China flows help Hong Kong shares extend gains
HONG KONG (NewsRise) -- Hong Kong stocks extended gains from 19-month highs on upbeat investor sentiment after the U.S. Federal Reserve maintained its outlook for gradual rate increases and buoyant flows from across the Chinese border.
The Hang Seng Index rose 0.3% to 24,354.89 Friday morning, after a tentative start that saw the gauge briefly dipping into the red. China Unicom Hong Kong gained 1.8% to near its highest level since October 2015 on optimism the company's plans to slash capital expenditures this year would improve its cash balances after a sharp 2016 profit decline. Cathay Pacific Airways rose for the first time in three days on media reports the airline plans to cut staff costs by 30% at its Hong Kong headquarters after swinging to a loss last year.

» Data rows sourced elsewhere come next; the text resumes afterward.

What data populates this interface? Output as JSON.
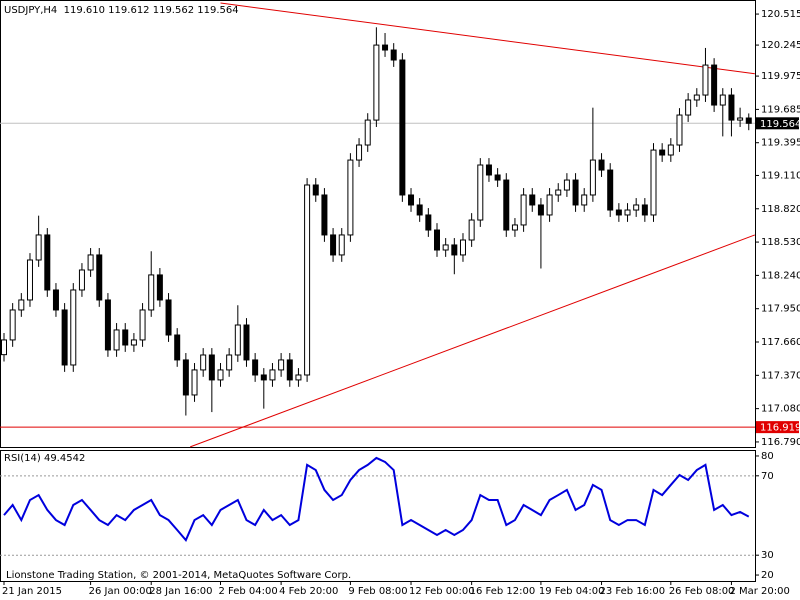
{
  "footer": "Lionstone Trading Station, © 2001-2014, MetaQuotes Software Corp.",
  "chart_data": [
    {
      "type": "candlestick",
      "title": "USDJPY,H4  119.610 119.612 119.562 119.564",
      "categories": [
        "21 Jan 2015",
        null,
        null,
        null,
        null,
        null,
        null,
        null,
        null,
        null,
        "26 Jan 00:00",
        null,
        null,
        null,
        null,
        null,
        null,
        "28 Jan 16:00",
        null,
        null,
        null,
        null,
        null,
        null,
        null,
        "2 Feb 04:00",
        null,
        null,
        null,
        null,
        null,
        null,
        "4 Feb 20:00",
        null,
        null,
        null,
        null,
        null,
        null,
        null,
        "9 Feb 08:00",
        null,
        null,
        null,
        null,
        null,
        null,
        "12 Feb 00:00",
        null,
        null,
        null,
        null,
        null,
        null,
        "16 Feb 12:00",
        null,
        null,
        null,
        null,
        null,
        null,
        null,
        "19 Feb 04:00",
        null,
        null,
        null,
        null,
        null,
        null,
        "23 Feb 16:00",
        null,
        null,
        null,
        null,
        null,
        null,
        null,
        "26 Feb 08:00",
        null,
        null,
        null,
        null,
        null,
        null,
        "2 Mar 20:00",
        null,
        null
      ],
      "open": [
        117.55,
        117.678,
        117.939,
        118.026,
        118.374,
        118.592,
        118.113,
        117.939,
        117.46,
        118.113,
        118.287,
        118.418,
        118.026,
        117.591,
        117.765,
        117.634,
        117.678,
        117.939,
        118.244,
        118.026,
        117.721,
        117.504,
        117.199,
        117.417,
        117.547,
        117.33,
        117.417,
        117.547,
        117.808,
        117.504,
        117.373,
        117.33,
        117.417,
        117.504,
        117.33,
        117.373,
        119.027,
        118.94,
        118.592,
        118.418,
        118.592,
        119.244,
        119.375,
        119.592,
        120.245,
        120.202,
        120.115,
        118.94,
        118.853,
        118.766,
        118.635,
        118.461,
        118.505,
        118.418,
        118.548,
        118.722,
        119.201,
        119.114,
        119.07,
        118.635,
        118.679,
        118.94,
        118.853,
        118.766,
        118.94,
        118.983,
        119.07,
        118.853,
        118.94,
        119.244,
        119.157,
        118.809,
        118.766,
        118.809,
        118.853,
        118.766,
        119.331,
        119.288,
        119.375,
        119.636,
        119.767,
        119.81,
        120.071,
        119.723,
        119.81,
        119.592,
        119.61
      ],
      "high": [
        117.738,
        117.999,
        118.086,
        118.434,
        118.76,
        118.652,
        118.173,
        117.999,
        118.173,
        118.347,
        118.478,
        118.478,
        118.086,
        117.825,
        117.825,
        117.738,
        117.999,
        118.45,
        118.304,
        118.086,
        117.781,
        117.564,
        117.477,
        117.607,
        117.607,
        117.477,
        117.607,
        117.98,
        117.868,
        117.564,
        117.433,
        117.477,
        117.564,
        117.564,
        117.433,
        119.087,
        119.087,
        119.0,
        118.652,
        118.652,
        119.304,
        119.435,
        119.652,
        120.4,
        120.35,
        120.262,
        120.175,
        119.0,
        118.913,
        118.826,
        118.695,
        118.565,
        118.565,
        118.608,
        118.782,
        119.261,
        119.261,
        119.174,
        119.13,
        118.739,
        119.0,
        119.0,
        118.913,
        119.0,
        119.043,
        119.13,
        119.13,
        119.0,
        119.7,
        119.304,
        119.217,
        118.869,
        118.869,
        118.913,
        118.913,
        119.391,
        119.391,
        119.435,
        119.696,
        119.827,
        119.87,
        120.22,
        120.131,
        119.87,
        119.87,
        119.7,
        119.65
      ],
      "low": [
        117.49,
        117.618,
        117.879,
        117.966,
        118.314,
        118.053,
        117.879,
        117.4,
        117.4,
        118.053,
        118.227,
        117.966,
        117.531,
        117.531,
        117.574,
        117.574,
        117.618,
        117.879,
        117.966,
        117.661,
        117.444,
        117.02,
        117.139,
        117.357,
        117.05,
        117.27,
        117.357,
        117.487,
        117.444,
        117.313,
        117.08,
        117.27,
        117.357,
        117.27,
        117.27,
        117.313,
        118.88,
        118.532,
        118.358,
        118.358,
        118.532,
        119.184,
        119.315,
        119.532,
        120.142,
        120.055,
        118.88,
        118.793,
        118.706,
        118.575,
        118.401,
        118.401,
        118.25,
        118.358,
        118.488,
        118.662,
        119.054,
        119.01,
        118.575,
        118.575,
        118.619,
        118.793,
        118.3,
        118.706,
        118.88,
        118.923,
        118.793,
        118.793,
        118.88,
        119.097,
        118.749,
        118.706,
        118.706,
        118.749,
        118.706,
        118.706,
        119.228,
        119.228,
        119.315,
        119.576,
        119.707,
        119.75,
        119.663,
        119.45,
        119.45,
        119.532,
        119.504
      ],
      "close": [
        117.678,
        117.939,
        118.026,
        118.374,
        118.592,
        118.113,
        117.939,
        117.46,
        118.113,
        118.287,
        118.418,
        118.026,
        117.591,
        117.765,
        117.634,
        117.678,
        117.939,
        118.244,
        118.026,
        117.721,
        117.504,
        117.199,
        117.417,
        117.547,
        117.33,
        117.417,
        117.547,
        117.808,
        117.504,
        117.373,
        117.33,
        117.417,
        117.504,
        117.33,
        117.373,
        119.027,
        118.94,
        118.592,
        118.418,
        118.592,
        119.244,
        119.375,
        119.592,
        120.245,
        120.202,
        120.115,
        118.94,
        118.853,
        118.766,
        118.635,
        118.461,
        118.505,
        118.418,
        118.548,
        118.722,
        119.201,
        119.114,
        119.07,
        118.635,
        118.679,
        118.94,
        118.853,
        118.766,
        118.94,
        118.983,
        119.07,
        118.853,
        118.94,
        119.244,
        119.157,
        118.809,
        118.766,
        118.809,
        118.853,
        118.766,
        119.331,
        119.288,
        119.375,
        119.636,
        119.767,
        119.81,
        120.071,
        119.723,
        119.81,
        119.592,
        119.61,
        119.564
      ],
      "up_color": "#ffffff",
      "down_color": "#000000",
      "ylim": [
        116.746,
        120.62
      ],
      "yticks": [
        120.515,
        120.245,
        {
          "value": 119.975,
          "label": "119.975"
        },
        119.685,
        119.395,
        {
          "value": 119.11,
          "label": "119.110"
        },
        {
          "value": 118.82,
          "label": "118.820"
        },
        {
          "value": 118.53,
          "label": "118.530"
        },
        {
          "value": 118.24,
          "label": "118.240"
        },
        {
          "value": 117.95,
          "label": "117.950"
        },
        {
          "value": 117.66,
          "label": "117.660"
        },
        {
          "value": 117.37,
          "label": "117.370"
        },
        {
          "value": 117.08,
          "label": "117.080"
        },
        {
          "value": 116.79,
          "label": "116.790"
        }
      ],
      "price_lines": [
        {
          "value": 119.564,
          "color": "#c0c0c0",
          "label_bg": "#000000"
        },
        {
          "value": 116.919,
          "color": "#e00000",
          "label_bg": "#e00000"
        }
      ],
      "trendlines": [
        {
          "x": [
            25,
            86.7
          ],
          "y": [
            120.611,
            119.995
          ],
          "color": "#e00000"
        },
        {
          "x": [
            21.5,
            86.7
          ],
          "y": [
            116.747,
            118.592
          ],
          "color": "#e00000"
        }
      ]
    },
    {
      "type": "line",
      "title": "RSI(14) 49.4542",
      "color": "#0000dd",
      "values": [
        50.2,
        55.3,
        47.7,
        57.8,
        60.3,
        52.8,
        47.7,
        45.2,
        55.3,
        57.8,
        52.8,
        47.7,
        45.2,
        50.2,
        47.7,
        52.8,
        55.3,
        57.8,
        50.2,
        47.7,
        42.7,
        37.6,
        47.7,
        50.2,
        45.2,
        52.8,
        55.3,
        57.8,
        47.7,
        45.2,
        52.8,
        47.7,
        50.2,
        45.2,
        47.7,
        75.5,
        72.9,
        62.9,
        57.8,
        60.3,
        67.9,
        72.9,
        75.5,
        79.0,
        77.0,
        72.9,
        45.2,
        47.7,
        45.2,
        42.7,
        40.2,
        42.7,
        40.2,
        42.7,
        47.7,
        60.3,
        57.8,
        57.8,
        45.2,
        47.7,
        55.3,
        52.8,
        50.2,
        57.8,
        60.3,
        62.9,
        52.8,
        55.3,
        65.4,
        62.9,
        47.7,
        45.2,
        47.7,
        47.7,
        45.2,
        62.9,
        60.3,
        65.4,
        70.4,
        67.9,
        72.9,
        75.5,
        52.8,
        55.3,
        50.2,
        51.8,
        49.4542
      ],
      "ylim": [
        17.5,
        82
      ],
      "yticks": [
        80,
        70,
        30,
        20
      ],
      "levels": [
        70,
        30
      ]
    }
  ]
}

Friday's index gain adds to the 50-stock benchmark's rise Thursday, its steepest advance since May, in the wake of the Fed's decision to raise borrowing costs by 0.25 percentage points and leave unchanged projections for two more hikes this year. While U.S. equities retreated overnight after a rally Wednesday following the Fed's decision, they remain close to all-time highs.
Turnover on the Hong Kong bourse's main board reached HK$58.60 billion ($7.5 billion) Friday morning, already more than half the daily total for Thursday when volumes hit a one-month high. Transactions by mainland investors over the exchange's links with the Shanghai and Shenzhen markets contributed about HK$5.6 billion of morning trading.

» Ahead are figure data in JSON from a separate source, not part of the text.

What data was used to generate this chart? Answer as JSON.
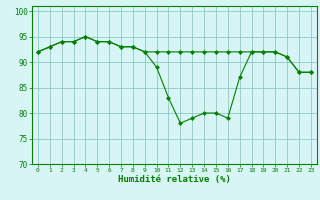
{
  "line1_x": [
    0,
    1,
    2,
    3,
    4,
    5,
    6,
    7,
    8,
    9,
    10,
    11,
    12,
    13,
    14,
    15,
    16,
    17,
    18,
    19,
    20,
    21,
    22,
    23
  ],
  "line1_y": [
    92,
    93,
    94,
    94,
    95,
    94,
    94,
    93,
    93,
    92,
    89,
    83,
    78,
    79,
    80,
    80,
    79,
    87,
    92,
    92,
    92,
    91,
    88,
    88
  ],
  "line2_x": [
    0,
    1,
    2,
    3,
    4,
    5,
    6,
    7,
    8,
    9,
    10,
    11,
    12,
    13,
    14,
    15,
    16,
    17,
    18,
    19,
    20,
    21,
    22,
    23
  ],
  "line2_y": [
    92,
    93,
    94,
    94,
    95,
    94,
    94,
    93,
    93,
    92,
    92,
    92,
    92,
    92,
    92,
    92,
    92,
    92,
    92,
    92,
    92,
    91,
    88,
    88
  ],
  "line_color": "#008000",
  "bg_color": "#d8f5f5",
  "grid_color": "#7fbfbf",
  "xlabel": "Humidité relative (%)",
  "ylim": [
    70,
    101
  ],
  "xlim": [
    -0.5,
    23.5
  ],
  "yticks": [
    70,
    75,
    80,
    85,
    90,
    95,
    100
  ],
  "xticks": [
    0,
    1,
    2,
    3,
    4,
    5,
    6,
    7,
    8,
    9,
    10,
    11,
    12,
    13,
    14,
    15,
    16,
    17,
    18,
    19,
    20,
    21,
    22,
    23
  ]
}
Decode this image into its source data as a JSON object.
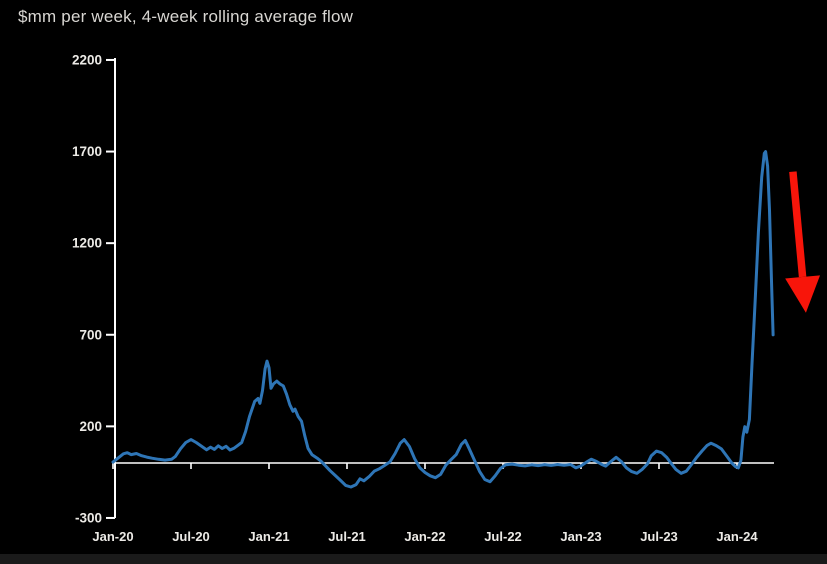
{
  "chart_data": {
    "type": "line",
    "title": "$mm per week, 4-week rolling average flow",
    "background_color": "#000000",
    "axis_color": "#FFFFFF",
    "tick_label_color": "#ECEAE6",
    "title_color": "#D8D6D2",
    "grid": "off",
    "legend": "none",
    "x_axis": {
      "tick_labels": [
        "Jan-20",
        "Jul-20",
        "Jan-21",
        "Jul-21",
        "Jan-22",
        "Jul-22",
        "Jan-23",
        "Jul-23",
        "Jan-24"
      ],
      "tick_interval_months": 6,
      "unit": "months since Jan-2020"
    },
    "y_axis": {
      "ticks": [
        2200,
        1700,
        1200,
        700,
        200,
        -300
      ],
      "min": -300,
      "max": 2200,
      "unit": "$mm per week"
    },
    "series": [
      {
        "name": "4-week rolling average flow",
        "unit": "$mm per week",
        "color": "#2E75B6",
        "points": [
          [
            0,
            5
          ],
          [
            0.4,
            28
          ],
          [
            0.8,
            50
          ],
          [
            1.1,
            56
          ],
          [
            1.4,
            46
          ],
          [
            1.8,
            52
          ],
          [
            2.2,
            40
          ],
          [
            2.6,
            32
          ],
          [
            3,
            26
          ],
          [
            3.5,
            20
          ],
          [
            4,
            16
          ],
          [
            4.5,
            20
          ],
          [
            4.8,
            36
          ],
          [
            5.2,
            78
          ],
          [
            5.6,
            112
          ],
          [
            6,
            128
          ],
          [
            6.4,
            112
          ],
          [
            6.8,
            92
          ],
          [
            7.2,
            72
          ],
          [
            7.5,
            86
          ],
          [
            7.8,
            74
          ],
          [
            8.1,
            94
          ],
          [
            8.4,
            79
          ],
          [
            8.7,
            91
          ],
          [
            9,
            71
          ],
          [
            9.3,
            80
          ],
          [
            9.6,
            96
          ],
          [
            9.9,
            112
          ],
          [
            10.2,
            172
          ],
          [
            10.5,
            254
          ],
          [
            10.9,
            336
          ],
          [
            11.15,
            352
          ],
          [
            11.3,
            326
          ],
          [
            11.5,
            395
          ],
          [
            11.7,
            515
          ],
          [
            11.85,
            556
          ],
          [
            12,
            520
          ],
          [
            12.15,
            408
          ],
          [
            12.35,
            432
          ],
          [
            12.6,
            447
          ],
          [
            12.85,
            431
          ],
          [
            13.1,
            421
          ],
          [
            13.35,
            376
          ],
          [
            13.6,
            318
          ],
          [
            13.85,
            282
          ],
          [
            14,
            294
          ],
          [
            14.25,
            252
          ],
          [
            14.5,
            228
          ],
          [
            14.75,
            148
          ],
          [
            15,
            80
          ],
          [
            15.3,
            46
          ],
          [
            15.7,
            27
          ],
          [
            16,
            10
          ],
          [
            16.3,
            -12
          ],
          [
            16.7,
            -42
          ],
          [
            17.1,
            -68
          ],
          [
            17.5,
            -95
          ],
          [
            17.9,
            -122
          ],
          [
            18.3,
            -131
          ],
          [
            18.7,
            -118
          ],
          [
            19,
            -86
          ],
          [
            19.3,
            -97
          ],
          [
            19.7,
            -74
          ],
          [
            20.1,
            -44
          ],
          [
            20.5,
            -31
          ],
          [
            20.9,
            -13
          ],
          [
            21.3,
            6
          ],
          [
            21.7,
            52
          ],
          [
            22.1,
            108
          ],
          [
            22.4,
            128
          ],
          [
            22.8,
            90
          ],
          [
            23.2,
            24
          ],
          [
            23.6,
            -26
          ],
          [
            24,
            -52
          ],
          [
            24.4,
            -70
          ],
          [
            24.8,
            -80
          ],
          [
            25.2,
            -62
          ],
          [
            25.6,
            -12
          ],
          [
            26,
            18
          ],
          [
            26.4,
            46
          ],
          [
            26.8,
            102
          ],
          [
            27.1,
            123
          ],
          [
            27.4,
            78
          ],
          [
            27.8,
            16
          ],
          [
            28.2,
            -46
          ],
          [
            28.6,
            -90
          ],
          [
            29,
            -102
          ],
          [
            29.4,
            -70
          ],
          [
            29.8,
            -30
          ],
          [
            30.2,
            -10
          ],
          [
            30.7,
            -6
          ],
          [
            31.2,
            -12
          ],
          [
            31.7,
            -16
          ],
          [
            32.2,
            -10
          ],
          [
            32.7,
            -14
          ],
          [
            33.2,
            -9
          ],
          [
            33.7,
            -13
          ],
          [
            34.2,
            -8
          ],
          [
            34.7,
            -12
          ],
          [
            35.2,
            -8
          ],
          [
            35.6,
            -26
          ],
          [
            36,
            -16
          ],
          [
            36.4,
            4
          ],
          [
            36.8,
            21
          ],
          [
            37.2,
            8
          ],
          [
            37.6,
            -8
          ],
          [
            37.9,
            -17
          ],
          [
            38.3,
            8
          ],
          [
            38.7,
            31
          ],
          [
            39.1,
            8
          ],
          [
            39.5,
            -27
          ],
          [
            39.9,
            -47
          ],
          [
            40.3,
            -56
          ],
          [
            40.7,
            -35
          ],
          [
            41.1,
            -6
          ],
          [
            41.4,
            39
          ],
          [
            41.8,
            65
          ],
          [
            42.2,
            56
          ],
          [
            42.6,
            30
          ],
          [
            43,
            -8
          ],
          [
            43.3,
            -35
          ],
          [
            43.7,
            -56
          ],
          [
            44.1,
            -45
          ],
          [
            44.5,
            -8
          ],
          [
            44.9,
            31
          ],
          [
            45.3,
            65
          ],
          [
            45.7,
            96
          ],
          [
            46,
            108
          ],
          [
            46.4,
            95
          ],
          [
            46.8,
            77
          ],
          [
            47.2,
            39
          ],
          [
            47.6,
            0
          ],
          [
            47.9,
            -21
          ],
          [
            48.1,
            -27
          ],
          [
            48.3,
            14
          ],
          [
            48.45,
            142
          ],
          [
            48.6,
            198
          ],
          [
            48.75,
            168
          ],
          [
            48.95,
            238
          ],
          [
            49.15,
            530
          ],
          [
            49.4,
            890
          ],
          [
            49.65,
            1260
          ],
          [
            49.9,
            1560
          ],
          [
            50.1,
            1690
          ],
          [
            50.2,
            1700
          ],
          [
            50.35,
            1620
          ],
          [
            50.5,
            1380
          ],
          [
            50.65,
            1010
          ],
          [
            50.78,
            700
          ]
        ]
      }
    ],
    "annotations": [
      {
        "type": "arrow",
        "color": "#F8150A",
        "direction": "down",
        "from_xy": [
          52.3,
          1590
        ],
        "to_xy": [
          53.3,
          820
        ]
      }
    ],
    "notable_values_approx": {
      "peak_early_2021": 556,
      "trough_mid_2021": -131,
      "peak_early_2024": 1700,
      "latest": 700
    }
  }
}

"It seems to me there is a lot of inflow from the mainland, with retail investors or funds coming in and buying through the Stock Connects," said Andrew Clarke, a Hong Kong-based director for trading at Mirabaud Asia. "The Fed sticking up interest rates is a signal that the economy in the U.S. is actually quite robust, although there are plenty of people looking at the U.S. and saying the market there is massively overbought."
The Hang Seng China Enterprises Index of large mainland companies listed in the city added 0.2% while the Shanghai Composite Index fell 0.2%. A gauge measuring the premium for dual-listed Chinese companies' mainland shares over their Hong Kong-listed equivalents fell 0.3% to 114.84. The Hang Seng China AH Premium Index is currently trading at its lowest level since December 2014 as cheaper valuations in Hong Kong attract mainland investors.

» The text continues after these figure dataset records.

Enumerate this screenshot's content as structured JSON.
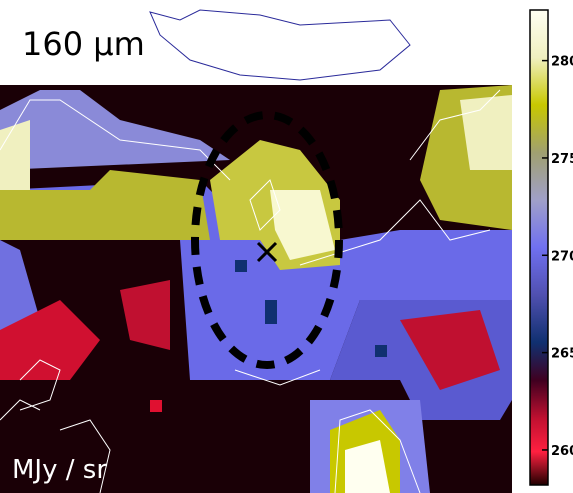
{
  "image": {
    "band_label": "160 μm",
    "unit_label": "MJy / sr"
  },
  "colorbar": {
    "ylim": [
      258.2,
      282.6
    ],
    "ticks": [
      260,
      265,
      270,
      275,
      280
    ]
  }
}
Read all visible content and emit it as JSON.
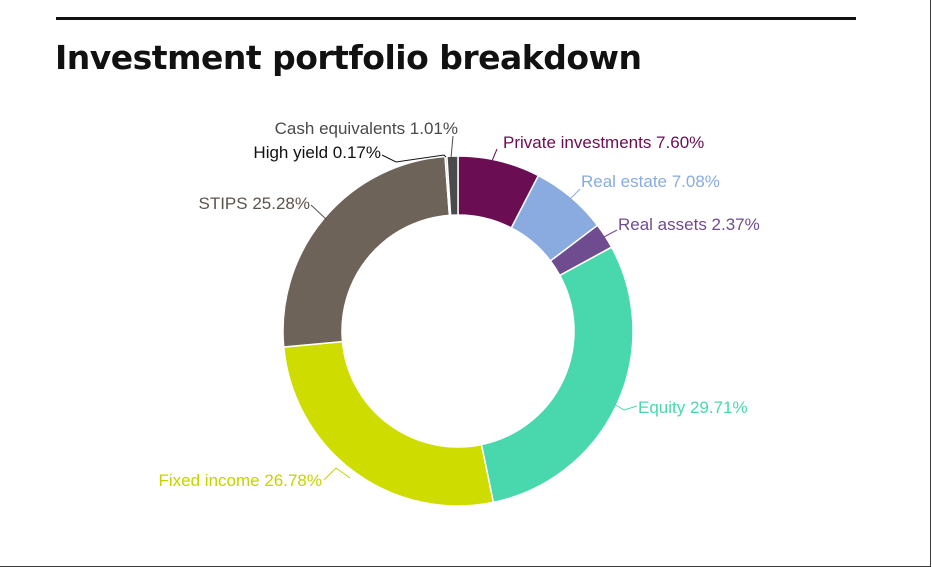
{
  "title": "Investment portfolio breakdown",
  "chart_data": {
    "type": "pie",
    "variant": "donut",
    "title": "Investment portfolio breakdown",
    "slices": [
      {
        "key": "private-investments",
        "name": "Private investments",
        "label": "Private investments  7.60%",
        "value": 7.6,
        "color": "#6b0d52",
        "text_color": "#6b0d52"
      },
      {
        "key": "real-estate",
        "name": "Real estate",
        "label": "Real estate 7.08%",
        "value": 7.08,
        "color": "#8aabe0",
        "text_color": "#8aabe0"
      },
      {
        "key": "real-assets",
        "name": "Real assets",
        "label": "Real assets 2.37%",
        "value": 2.37,
        "color": "#6f4c8f",
        "text_color": "#6f4c8f"
      },
      {
        "key": "equity",
        "name": "Equity",
        "label": "Equity 29.71%",
        "value": 29.71,
        "color": "#49d8ae",
        "text_color": "#49d8ae"
      },
      {
        "key": "fixed-income",
        "name": "Fixed income",
        "label": "Fixed income 26.78%",
        "value": 26.78,
        "color": "#cfdc00",
        "text_color": "#c6d200"
      },
      {
        "key": "stips",
        "name": "STIPS",
        "label": "STIPS 25.28%",
        "value": 25.28,
        "color": "#6e6359",
        "text_color": "#5c534b"
      },
      {
        "key": "high-yield",
        "name": "High yield",
        "label": "High yield 0.17%",
        "value": 0.17,
        "color": "#8e8e8e",
        "text_color": "#111111"
      },
      {
        "key": "cash-equivalents",
        "name": "Cash equivalents",
        "label": "Cash equivalents 1.01%",
        "value": 1.01,
        "color": "#4b4b4b",
        "text_color": "#4a4a4a"
      }
    ]
  }
}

Great Wall Motor and Geely Automobile Holdings plunged more than 8% each. Traders attributed the slump to speculation about Great Wall sales promotions on sports utility vehicles that could potentially trigger a price war in the already-popular market segment and hurt industry profits.
The Shenzhen Composite was little changed. Shenzhen-listed shares of China Vanke rose 2.2% after the developer said China Evergrande Group and affiliates have agreed to delegate rights to their more than 14% stake in Vanke to Shenzhen Metro Group for one year. The agreement helps more than double Shenzhen Metro's voting stake in Vanke to about 29.4%. Vanke shares in Hong Kong weakened 0.6%.
China Evergrande declined 2.5%. The developer separately announced plans for the issuance of U.S. dollar-denominated senior notes to refinance existing debt.
The yuan slipped less than 0.1% to 6.8995 in onshore trading against the dollar. The Nikkei Asia300 Index added 0.8% to 1,167.32.
China Railway Group was little changed at HK$7.27. The company has signed a framework agreement to invest 300 billion yuan ($43.5 billion) in infrastructure projects in Sichuan Province.
China Shenhua Energy added 2% after saying its coal sales surged almost 65% in February. The company is due to report its earnings later on Friday.
Samsonite International jumped more than 9% amid positive brokerage reports after the luggage maker reported better-than-expected results on Thursday. Shares of Alibaba Group Holding rose 1.9% to $105.63 in U.S. trading overnight. The company plans to enter into mobile game distribution with an investment of 1 billion yuan, it said in a statement.